Picture for a moment a world without a gender gap. Though it may seem an impossibility, women have continuously proved throughout history that campaigning for equality is not only necessary, but effective. Women have made impressive strides towards equality in our world, though there is still a long way to go. Just two weeks ago Satya Nadella, CEO of the Microsoft Corporation, spoke to women at a technology conference. His message to these brilliant and hardworking women was that they ought not ask for raises, and rather let a raise come to them if they deserve it. According to the website Global InvestHER, women currently comprise 24 to 29% of the tech sector workforce. Clearly, there is much more campaigning and awareness raising that we must do.
The comment made by Nadella received immediate backlash, causing him to publicly retract his statement. The problem is that his words have not been forgotten and they echo the sentiments of many men who are leading corporations and businesses. One of the most discussed gender equality issues is that of the salaries women are offered. The National Women’s Law Center states that “American women who work full-time, year-round are paid only 78 cents for every dollar paid to their male counterparts – which means it’s important to keep pushing for new legislation that would make the workplace fair for women.”
It’s not all about money, women’s accomplishments are often slighted by focusing on more feminine details.
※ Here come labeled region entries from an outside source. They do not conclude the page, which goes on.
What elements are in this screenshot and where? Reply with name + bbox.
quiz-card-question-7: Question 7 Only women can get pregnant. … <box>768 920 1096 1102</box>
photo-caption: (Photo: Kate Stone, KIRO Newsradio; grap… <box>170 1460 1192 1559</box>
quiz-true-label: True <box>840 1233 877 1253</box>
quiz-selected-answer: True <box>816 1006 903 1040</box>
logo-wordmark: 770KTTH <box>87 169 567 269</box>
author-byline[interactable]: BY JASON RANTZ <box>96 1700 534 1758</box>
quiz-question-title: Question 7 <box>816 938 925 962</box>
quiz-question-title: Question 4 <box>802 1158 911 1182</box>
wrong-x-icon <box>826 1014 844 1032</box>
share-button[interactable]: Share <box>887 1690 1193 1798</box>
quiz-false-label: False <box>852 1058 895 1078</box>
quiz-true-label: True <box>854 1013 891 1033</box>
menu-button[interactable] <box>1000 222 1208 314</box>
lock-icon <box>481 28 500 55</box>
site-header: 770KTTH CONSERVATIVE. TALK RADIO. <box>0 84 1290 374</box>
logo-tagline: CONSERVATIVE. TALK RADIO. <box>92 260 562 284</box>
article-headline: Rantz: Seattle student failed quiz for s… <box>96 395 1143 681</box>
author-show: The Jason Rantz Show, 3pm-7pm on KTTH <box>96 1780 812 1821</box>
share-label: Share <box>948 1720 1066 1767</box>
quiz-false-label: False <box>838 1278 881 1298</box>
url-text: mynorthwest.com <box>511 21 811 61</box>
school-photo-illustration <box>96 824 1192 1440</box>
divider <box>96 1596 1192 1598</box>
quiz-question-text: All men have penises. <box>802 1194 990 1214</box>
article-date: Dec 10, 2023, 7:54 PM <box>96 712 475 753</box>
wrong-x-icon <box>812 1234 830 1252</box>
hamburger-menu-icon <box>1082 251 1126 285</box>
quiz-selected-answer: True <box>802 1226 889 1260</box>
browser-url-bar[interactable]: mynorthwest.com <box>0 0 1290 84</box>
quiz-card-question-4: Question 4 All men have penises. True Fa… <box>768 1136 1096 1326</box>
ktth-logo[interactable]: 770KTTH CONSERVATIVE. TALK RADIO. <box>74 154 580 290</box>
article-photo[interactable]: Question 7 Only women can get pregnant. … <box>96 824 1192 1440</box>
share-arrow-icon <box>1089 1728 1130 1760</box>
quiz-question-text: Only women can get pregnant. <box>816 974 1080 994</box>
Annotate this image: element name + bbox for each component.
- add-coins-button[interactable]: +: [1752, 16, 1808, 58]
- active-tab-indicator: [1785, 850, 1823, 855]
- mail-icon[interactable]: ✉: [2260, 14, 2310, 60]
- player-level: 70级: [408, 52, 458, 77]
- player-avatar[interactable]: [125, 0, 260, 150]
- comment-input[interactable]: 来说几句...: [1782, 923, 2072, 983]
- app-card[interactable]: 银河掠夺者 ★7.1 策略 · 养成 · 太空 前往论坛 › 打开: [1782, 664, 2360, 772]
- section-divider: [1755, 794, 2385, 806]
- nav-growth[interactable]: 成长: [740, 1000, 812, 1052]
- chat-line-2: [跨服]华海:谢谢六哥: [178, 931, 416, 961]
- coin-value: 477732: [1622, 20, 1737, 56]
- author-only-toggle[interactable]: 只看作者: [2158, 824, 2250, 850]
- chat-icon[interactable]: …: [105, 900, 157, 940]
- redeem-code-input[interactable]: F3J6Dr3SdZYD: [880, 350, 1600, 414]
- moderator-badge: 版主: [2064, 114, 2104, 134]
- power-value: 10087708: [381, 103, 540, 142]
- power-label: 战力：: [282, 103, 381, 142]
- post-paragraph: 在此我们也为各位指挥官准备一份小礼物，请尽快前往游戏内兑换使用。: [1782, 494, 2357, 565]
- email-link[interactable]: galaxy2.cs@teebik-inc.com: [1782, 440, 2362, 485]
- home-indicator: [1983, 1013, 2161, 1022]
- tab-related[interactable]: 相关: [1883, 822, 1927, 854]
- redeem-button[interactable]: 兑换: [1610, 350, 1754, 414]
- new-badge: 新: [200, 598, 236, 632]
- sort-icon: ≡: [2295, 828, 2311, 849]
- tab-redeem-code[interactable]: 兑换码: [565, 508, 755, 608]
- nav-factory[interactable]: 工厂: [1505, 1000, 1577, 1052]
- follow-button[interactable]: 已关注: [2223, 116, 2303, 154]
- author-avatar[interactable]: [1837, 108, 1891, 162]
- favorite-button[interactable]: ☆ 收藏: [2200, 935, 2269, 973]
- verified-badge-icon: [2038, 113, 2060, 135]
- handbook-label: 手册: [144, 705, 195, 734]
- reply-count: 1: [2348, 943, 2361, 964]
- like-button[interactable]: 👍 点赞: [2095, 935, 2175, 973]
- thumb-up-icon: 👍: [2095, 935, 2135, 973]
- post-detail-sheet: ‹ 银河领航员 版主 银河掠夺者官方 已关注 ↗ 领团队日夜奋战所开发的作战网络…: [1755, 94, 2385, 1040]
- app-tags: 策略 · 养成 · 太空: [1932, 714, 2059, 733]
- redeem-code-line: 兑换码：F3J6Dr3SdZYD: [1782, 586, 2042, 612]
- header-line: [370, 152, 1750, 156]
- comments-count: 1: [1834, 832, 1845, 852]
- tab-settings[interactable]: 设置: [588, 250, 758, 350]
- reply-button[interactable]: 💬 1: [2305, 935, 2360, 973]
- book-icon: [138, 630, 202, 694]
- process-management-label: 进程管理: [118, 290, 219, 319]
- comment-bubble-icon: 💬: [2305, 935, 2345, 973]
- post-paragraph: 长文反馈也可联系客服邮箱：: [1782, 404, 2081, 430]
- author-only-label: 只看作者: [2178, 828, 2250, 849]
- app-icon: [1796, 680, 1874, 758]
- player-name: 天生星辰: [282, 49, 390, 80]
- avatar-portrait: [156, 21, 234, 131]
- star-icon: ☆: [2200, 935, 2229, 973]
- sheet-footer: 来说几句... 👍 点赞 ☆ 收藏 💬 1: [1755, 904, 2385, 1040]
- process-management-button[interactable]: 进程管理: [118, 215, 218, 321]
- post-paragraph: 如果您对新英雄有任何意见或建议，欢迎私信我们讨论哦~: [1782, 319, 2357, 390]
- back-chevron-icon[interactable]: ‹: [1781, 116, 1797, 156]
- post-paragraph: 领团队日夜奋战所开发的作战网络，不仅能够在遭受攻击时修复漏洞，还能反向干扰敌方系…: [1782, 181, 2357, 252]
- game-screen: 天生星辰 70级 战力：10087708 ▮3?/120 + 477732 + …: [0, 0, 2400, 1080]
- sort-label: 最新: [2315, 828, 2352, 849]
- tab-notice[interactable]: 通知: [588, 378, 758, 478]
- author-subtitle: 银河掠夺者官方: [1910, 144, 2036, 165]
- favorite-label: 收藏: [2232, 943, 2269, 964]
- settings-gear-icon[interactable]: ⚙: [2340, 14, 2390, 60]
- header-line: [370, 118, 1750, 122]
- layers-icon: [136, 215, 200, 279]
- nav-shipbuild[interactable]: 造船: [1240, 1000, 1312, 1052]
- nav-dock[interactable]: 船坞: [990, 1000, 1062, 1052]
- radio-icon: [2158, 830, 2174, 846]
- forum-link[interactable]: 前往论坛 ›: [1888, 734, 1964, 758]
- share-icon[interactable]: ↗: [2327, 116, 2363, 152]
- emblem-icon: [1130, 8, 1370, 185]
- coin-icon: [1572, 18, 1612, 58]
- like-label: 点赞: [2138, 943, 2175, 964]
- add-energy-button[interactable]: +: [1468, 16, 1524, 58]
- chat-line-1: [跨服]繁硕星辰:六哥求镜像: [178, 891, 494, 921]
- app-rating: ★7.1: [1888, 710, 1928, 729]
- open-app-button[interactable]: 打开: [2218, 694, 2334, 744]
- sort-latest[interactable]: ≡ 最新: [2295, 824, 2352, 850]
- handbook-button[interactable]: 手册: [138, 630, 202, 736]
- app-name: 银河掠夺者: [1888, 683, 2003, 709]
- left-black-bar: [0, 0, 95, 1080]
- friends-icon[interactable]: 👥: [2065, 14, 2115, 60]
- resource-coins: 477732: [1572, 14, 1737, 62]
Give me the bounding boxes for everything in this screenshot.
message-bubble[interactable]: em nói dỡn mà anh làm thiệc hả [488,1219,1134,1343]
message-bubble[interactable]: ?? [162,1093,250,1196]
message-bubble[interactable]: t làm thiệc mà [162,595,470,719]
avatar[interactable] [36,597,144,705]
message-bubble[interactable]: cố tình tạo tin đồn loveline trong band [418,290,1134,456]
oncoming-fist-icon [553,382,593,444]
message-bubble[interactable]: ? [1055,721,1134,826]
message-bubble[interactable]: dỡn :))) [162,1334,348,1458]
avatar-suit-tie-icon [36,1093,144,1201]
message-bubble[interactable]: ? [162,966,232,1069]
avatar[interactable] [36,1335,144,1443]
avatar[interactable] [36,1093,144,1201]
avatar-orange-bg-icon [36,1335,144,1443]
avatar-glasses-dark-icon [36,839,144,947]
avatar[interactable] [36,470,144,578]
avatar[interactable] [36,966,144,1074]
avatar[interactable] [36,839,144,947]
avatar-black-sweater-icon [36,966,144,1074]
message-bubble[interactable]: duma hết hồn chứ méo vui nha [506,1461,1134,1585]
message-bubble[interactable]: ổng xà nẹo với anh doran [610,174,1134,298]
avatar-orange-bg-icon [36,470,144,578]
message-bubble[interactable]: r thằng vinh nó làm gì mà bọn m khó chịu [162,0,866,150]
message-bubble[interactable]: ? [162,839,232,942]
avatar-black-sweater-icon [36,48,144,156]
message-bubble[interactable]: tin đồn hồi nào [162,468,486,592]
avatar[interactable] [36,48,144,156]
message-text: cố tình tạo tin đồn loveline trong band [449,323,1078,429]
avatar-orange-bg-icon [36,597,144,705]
Every award season, host after host of red carpet fashion shows ask women what designer they are wearing and from whom did they borrow their fabulous jewelry. The male attendees are asked about the projects they have been working on, how they felt about roles they have taken on and then are subsequently praised for their contribution to the industry, rather than being told that they look pretty. This year, Reese Witherspoon along with a host of female and male supporters, launched a campaign at the Oscars titled “Ask Her More.” The campaign was intended to point out the treatment of men versus women, and to encourage reporters to ask questions that matter.
The promising news is that there are a many organizations, both in the United States and internationally, that focus on the rights of women and the closing of the gender gap. The National Organization for Women (NOW) was founded in 1966 after measures such as the Equal Employment Opportunity Commission and the Civil Rights Act of 1964 failed to protect women against discrimination and unequal wages. The United Nations Entity for Gender Equality and the Empowerment of Women, commonly referred to as UN Women, became operational in 2011 in order to help empower women on a global scale and to hold the United Nations system accountable for its commitments to gender equality.
Women campaigning for equality is a huge part of our history, and remains a part of our present. A recent campaign, HeForShe, urges men to stand in solidarity with women on the issue of gender equality. The HeForShe mission is beautifully stated saying that the campaign “brings together one half of humanity in support of the other half of humanity, for the benefit of all.” The campaign to end the gender gap has been taken up by not only women, but all people. With constant diligence and tenacity, perhaps we can stop the gender gap from being a part of our future.